Parece que da etimologia da palavra “carnaval” a única coisa certa é que se refere a carne. Seria para designar a abstinência de carne da quaresma? Ou, como queria o pai italiano de minha amiga Zélia Gattai, para afirmar que “o que vale é a carne”, jogando a origem da festa para as farras romanas ou germânicas, quando não a uma verdadeira bacanal grega? Essa origem europeia pode ser incontestável, mas basta ver a tristeza do carnaval de Veneza ou a imitação que são os carnavais que pipocam mundo afora para saber que carnaval como sinônimo de alegria tem origem bem brasileira, isto é, africana.

 

Pois se os negros não tivessem tomado conta da festa — e incorporado, sem preconceito, todas as etnias, afinal há rainha da bateria nissei —, ela não seria essa bagunça organizada que a faz única no mundo. Que me desculpem os mardi gras, os carnavais do Caribe e de toda a América Latina, todos dominados pela herança dos afrodescendentes, mas nos últimos cem anos o carnaval é nosso.

 

É verdade que um dia, Presidente da República, visitei o Cabo Verde. Ia comigo o casal Zélia Gattai e Jorge Amado. Em homenagem ao Brasil houve festa e se aquela alegria não era carnaval… Voltei-me para o casal e disse: “Vejam, é a Bahia! Foi daqui que a alegria embarcou para Salvador!”

 

O sincretismo religioso, tolerado pela Igreja Católica com boa ou má intenção, conseguiu o que é raro: que as festas religiosas sejam dominadas pela alegria, como recomendava São Paulo, ou como escreveu Paul Claudel — “não temos outro dever que não seja a alegria” —, ou como está no “Memorial” de Pascal — “alegria, alegria, alegria, lágrimas de alegria.” Nas nossas alegrias estamos mais para o riso que para a lágrima, e a lavagem do Bonfim se faz na dança e na água, e essa não vem dos olhos, mas das quartinhas com que as baianas perfumam as calçadas. Depois corre muita água, mas é da que passarinho não bebe.

 

Com a festa do Senhor do Bonfim, na quinta-feira que antecede o segundo domingo depois da Epifania — para que simplificar, se podemos confundir? — começa o carnaval na Bahia. E por mais que tentemos no resto do Brasil, mesmo no Rio de Janeiro que ensina samba em escola, mesmo em São Paulo que faz tudo maior, em nenhum lugar do mundo há tanta disposição para festejar quanto na velha cidade de Salvador da Bahia de Todos os Santos. É de todos os santos, afinal.

 

Não quer dizer que o dia da festa não tenha vindo da terça-feira-de-carnaval — gorda — se estendendo para segunda, domingo, sábado, sexta-feira-de-carnaval, e aí já foi pegando as semanas em bloco. E para terminar invadiram primeiro a quarta-feira-de-cinzas, que é de abstinência de carne, mas, com tanto peixe brincando, já não se sabe o que vale e o que não vale, e depois as micaretas, que, como na Bahia isso é assunto sério, tiveram o nome definido em concurso de A Tarde, em seus tempos de glória, e foram se adiantando ao meio da quaresma para começar no próprio próximo sábado de depois do carnaval, que ninguém é de ferro.

 

Nós no Maranhão também tivemos práticas de entrudo, com direito a seringa de água — nem quero saber de quem as enchia com outros líquidos —, pó de arroz ou farinha de tapioca ou maizena, até os mais civilizados confete e serpentina ou ao proibido rodó-lança-perfume, e corso com os carros enfeitados e gente dependurada, e baile de máscara, de dominó e com anonimato garantido — quase —, e as marchinhas faziam o carnaval de rua, do bloco de sujo, ser democrático. Hoje já incorporou as práticas gerais, escola de samba com regra, bloco fechado com abadá.

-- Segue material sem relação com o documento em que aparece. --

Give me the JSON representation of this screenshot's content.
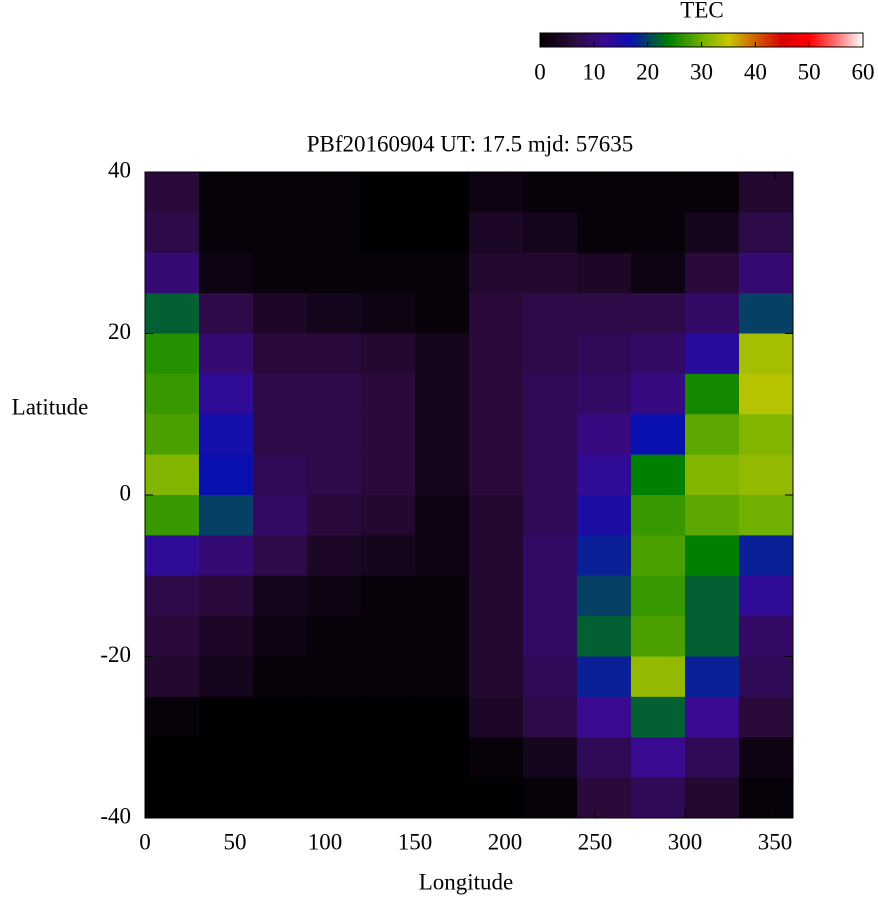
{
  "chart_data": {
    "type": "heatmap",
    "title": "PBf20160904  UT: 17.5  mjd: 57635",
    "x_label": "Longitude",
    "y_label": "Latitude",
    "xlim": [
      0,
      360
    ],
    "ylim": [
      -40,
      40
    ],
    "xticks": [
      0,
      50,
      100,
      150,
      200,
      250,
      300,
      350
    ],
    "yticks": [
      -40,
      -20,
      0,
      20,
      40
    ],
    "x": [
      15,
      45,
      75,
      105,
      135,
      165,
      195,
      225,
      255,
      285,
      315,
      345
    ],
    "y": [
      37.5,
      32.5,
      27.5,
      22.5,
      17.5,
      12.5,
      7.5,
      2.5,
      -2.5,
      -7.5,
      -12.5,
      -17.5,
      -22.5,
      -27.5,
      -32.5,
      -37.5
    ],
    "z": [
      [
        6,
        1,
        1,
        1,
        0,
        0,
        2,
        1,
        1,
        1,
        1,
        5
      ],
      [
        7,
        1,
        1,
        1,
        0,
        0,
        4,
        3,
        1,
        1,
        3,
        7
      ],
      [
        10,
        2,
        1,
        1,
        1,
        1,
        5,
        5,
        4,
        2,
        6,
        10
      ],
      [
        22,
        7,
        4,
        3,
        2,
        1,
        6,
        7,
        7,
        7,
        9,
        20
      ],
      [
        26,
        10,
        6,
        6,
        5,
        3,
        6,
        7,
        8,
        9,
        14,
        33
      ],
      [
        27,
        13,
        7,
        7,
        6,
        3,
        6,
        8,
        9,
        11,
        25,
        34
      ],
      [
        28,
        16,
        7,
        7,
        6,
        3,
        6,
        8,
        11,
        17,
        29,
        31
      ],
      [
        31,
        17,
        8,
        7,
        6,
        3,
        6,
        8,
        13,
        24,
        31,
        32
      ],
      [
        27,
        20,
        9,
        6,
        5,
        2,
        5,
        8,
        15,
        27,
        29,
        30
      ],
      [
        13,
        10,
        7,
        4,
        3,
        2,
        5,
        9,
        18,
        28,
        24,
        18
      ],
      [
        7,
        6,
        3,
        2,
        1,
        1,
        5,
        9,
        20,
        27,
        22,
        13
      ],
      [
        6,
        4,
        2,
        1,
        1,
        1,
        5,
        9,
        22,
        28,
        22,
        9
      ],
      [
        5,
        3,
        1,
        1,
        1,
        1,
        5,
        8,
        18,
        32,
        18,
        8
      ],
      [
        1,
        0,
        0,
        0,
        0,
        0,
        4,
        7,
        12,
        22,
        12,
        6
      ],
      [
        0,
        0,
        0,
        0,
        0,
        0,
        1,
        3,
        8,
        12,
        8,
        2
      ],
      [
        0,
        0,
        0,
        0,
        0,
        0,
        0,
        1,
        6,
        8,
        5,
        1
      ]
    ],
    "colorbar_label": "TEC",
    "colorbar_lim": [
      0,
      60
    ],
    "colorbar_ticks": [
      0,
      10,
      20,
      30,
      40,
      50,
      60
    ],
    "colormap": [
      [
        0,
        "#000000"
      ],
      [
        6,
        "#2a0a3a"
      ],
      [
        12,
        "#3a0a90"
      ],
      [
        17,
        "#0a10b0"
      ],
      [
        24,
        "#008000"
      ],
      [
        30,
        "#70b000"
      ],
      [
        35,
        "#c8c800"
      ],
      [
        40,
        "#d06000"
      ],
      [
        45,
        "#d80000"
      ],
      [
        50,
        "#ff0000"
      ],
      [
        55,
        "#ff7070"
      ],
      [
        60,
        "#ffffff"
      ]
    ]
  }
}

Mas o carnaval é resistente. Os blocos abertos ressurgiram com força e hoje centenas estão registrados no Rio e em São Paulo e em todo o País, o que não impede que uma multidão de grupos informais, com todo tipo de instrumento, carregue alegria para todo lado, sem falar no Galo da Madrugada que já não cabe no Recife e ganha o mundo.

 

Alegria e brincadeira Brasil afora, agora que as pandemias, a de vírus e a outra, ficaram para trás. Sem preconceito, discriminação, na mistura de toda gente, que todos somos, direta ou indiretamente, herdeiros da África e da cultura que ela aqui construiu.